MARGIN TRADING FUND
( MTF )
What is Margin Trading Fund?
Margin Trading Funding (MTF) is a flexible option for investors; it enables them to trade beyond owned resources and boost their profits if the prices increase on expected lines. The facility is provided against a pre-approved list of securities by the broker, subject to predefined haircut for margin. A margin account’s buying power changes on a daily basis and depends on the price movement of the marginable securities. By using MTF, investors can raise money to buy additional securities without selling their long-term investments.
Whenever an investor falls short of funding to buy shares, asks his broker to provide him with the shortfall amount. His broker instantly facilitates the amount to his margin funding account so that he can complete the transaction. To use this service, investors either need to pay a part of the total purchase value or pledge his existing approved securities as margin.
Requirements of Margin Trading Fund
Investors who wish to avail the MTF need to undertake by signing/accepting additional Terms and Conditions. It ensures that investors are completely aware of the risk and rewards of trading in it.
Allows investors to create leverage position in securities which are not part of derivatives segment.
The positions can be created against the margin amount which can be in the form of cash or shares as collateral.
Securities allowed under MTF are predefined by SEBI and Exchanges from time to time.
Cost of Margin Trading Fund
Investor need to pay the interest on the amount they borrow. The longer they hold margin stocks they need a high return to break even.
Benefits of Margin Trading:
- MTF is ideal for investors who are looking for benefit from the price movement in short-term but not having sufficient cash balance. Securities in the portfolio or demat account can be utilized as a security/collateral.
- Utilization of securities available in portfolio/demat account (using them as shares as collateral).
- MTF improves the rate of return on the capital invested.
- MTF enhance investors’ purchasing power.
- The market watchdog SEBI and stock exchanges continuously monitor the margin trade facility.
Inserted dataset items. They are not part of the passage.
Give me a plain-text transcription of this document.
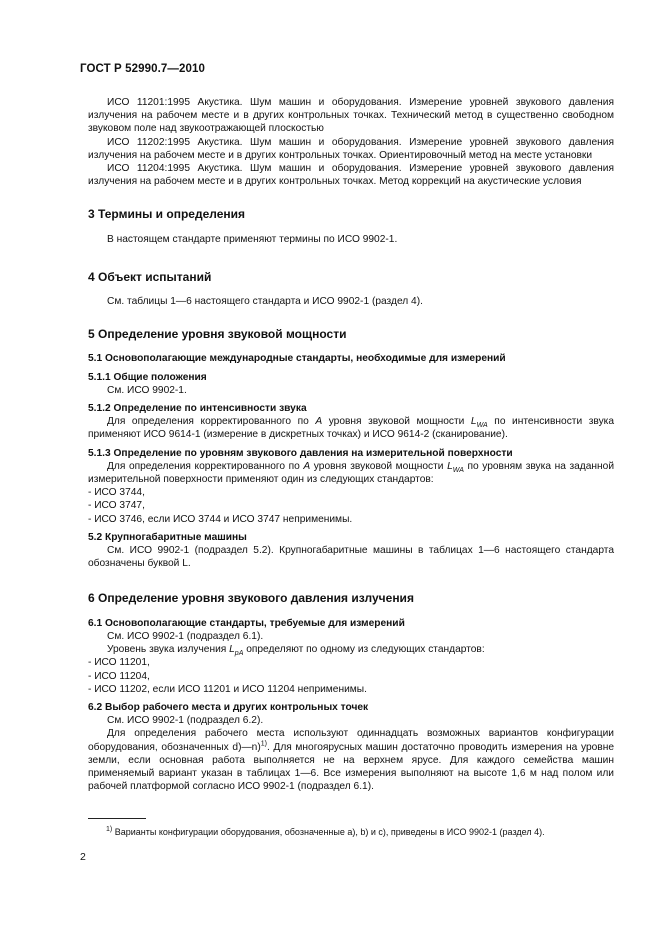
ГОСТ Р 52990.7—2010

ИСО 11201:1995 Акустика. Шум машин и оборудования. Измерение уровней звукового давления излучения на рабочем месте и в других контрольных точках. Технический метод в существенно свободном звуковом поле над звукоотражающей плоскостью

ИСО 11202:1995 Акустика. Шум машин и оборудования. Измерение уровней звукового давления излучения на рабочем месте и в других контрольных точках. Ориентировочный метод на месте установки

ИСО 11204:1995 Акустика. Шум машин и оборудования. Измерение уровней звукового давления излучения на рабочем месте и в других контрольных точках. Метод коррекций на акустические условия

3 Термины и определения

В настоящем стандарте применяют термины по ИСО 9902-1.

4 Объект испытаний

См. таблицы 1—6 настоящего стандарта и ИСО 9902-1 (раздел 4).

5 Определение уровня звуковой мощности
5.1 Основополагающие международные стандарты, необходимые для измерений
5.1.1 Общие положения

См. ИСО 9902-1.

5.1.2 Определение по интенсивности звука

Для определения корректированного по A уровня звуковой мощности $L_{WA}$ по интенсивности звука применяют ИСО 9614-1 (измерение в дискретных точках) и ИСО 9614-2 (сканирование).

5.1.3 Определение по уровням звукового давления на измерительной поверхности

Для определения корректированного по A уровня звуковой мощности $L_{WA}$ по уровням звука на заданной измерительной поверхности применяют один из следующих стандартов:

- ИСО 3744,
- ИСО 3747,
- ИСО 3746, если ИСО 3744 и ИСО 3747 неприменимы.
5.2 Крупногабаритные машины

См. ИСО 9902-1 (подраздел 5.2). Крупногабаритные машины в таблицах 1—6 настоящего стандарта обозначены буквой L.

6 Определение уровня звукового давления излучения
6.1 Основополагающие стандарты, требуемые для измерений

См. ИСО 9902-1 (подраздел 6.1).

Уровень звука излучения $L_{pA}$ определяют по одному из следующих стандартов:

- ИСО 11201,
- ИСО 11204,
- ИСО 11202, если ИСО 11201 и ИСО 11204 неприменимы.
6.2 Выбор рабочего места и других контрольных точек

См. ИСО 9902-1 (подраздел 6.2).

Для определения рабочего места используют одиннадцать возможных вариантов конфигурации оборудования, обозначенных d)—n)$^{1)}$. Для многоярусных машин достаточно проводить измерения на уровне земли, если основная работа выполняется не на верхнем ярусе. Для каждого семейства машин применяемый вариант указан в таблицах 1—6. Все измерения выполняют на высоте 1,6 м над полом или рабочей платформой согласно ИСО 9902-1 (подраздел 6.1).

$^{1)}$ Варианты конфигурации оборудования, обозначенные a), b) и c), приведены в ИСО 9902-1 (раздел 4).
2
Risks Involved in Margin Trading:
- Magnified Losses: If the margin can help investors magnify profits, it can also magnify losses. In fact, you can end up losing more than what you invested. Investors think that borrowing from brokers is simpler and dealing with them is easier than banks. But, little do they know that borrowing from brokers is as binding as they are with banks.
- Minimum Margin Balance: You are supposed to maintain a minimum balance in your margin trade account at all times. If your balance falls below the minimum balance, then your broker would ask you to maintain sufficient balance. If you are unable to maintain the minimum balance, then you would be forced to sell some or all the assets to maintain the minimum balance.
- Liquidation: Brokers have the right to initiate actions against the investors if they fail to keep up to the margin trade agreement. If you fail to meet a margin call, then the broker can liquidate your assets to recover the sum.
Practices for Successful Margin Trading Facility
To minimize risks and increase the possibility of realizing gains from margin trading, consider the following:
- The rule of thumb here is that one should never invest a sum of money that he cannot afford to lose. Margin trading creates a risk of amplified losses. They should only invest if they have sufficient funds to weather a temporary move against their position and meet a margin call, if necessary.
Borrow less than the allowed limit
- Just because an investor has access to more capital doesn’t mean that he should squander it by investing in every stock on the market. The best thing that the individual can do is to invest small amounts first. With time, he can build up his confidence and gain enough skills to invest in riskier but more rewarding stocks.
Borrow only for the short term
- A margin loan is like any other loan. As is the case with a mortgage or a car loan, the margin account holder is required to pay a monthly interest charge. The longer he takes to pay the loan and the larger the sum of money borrowed, the higher the interest expense will be.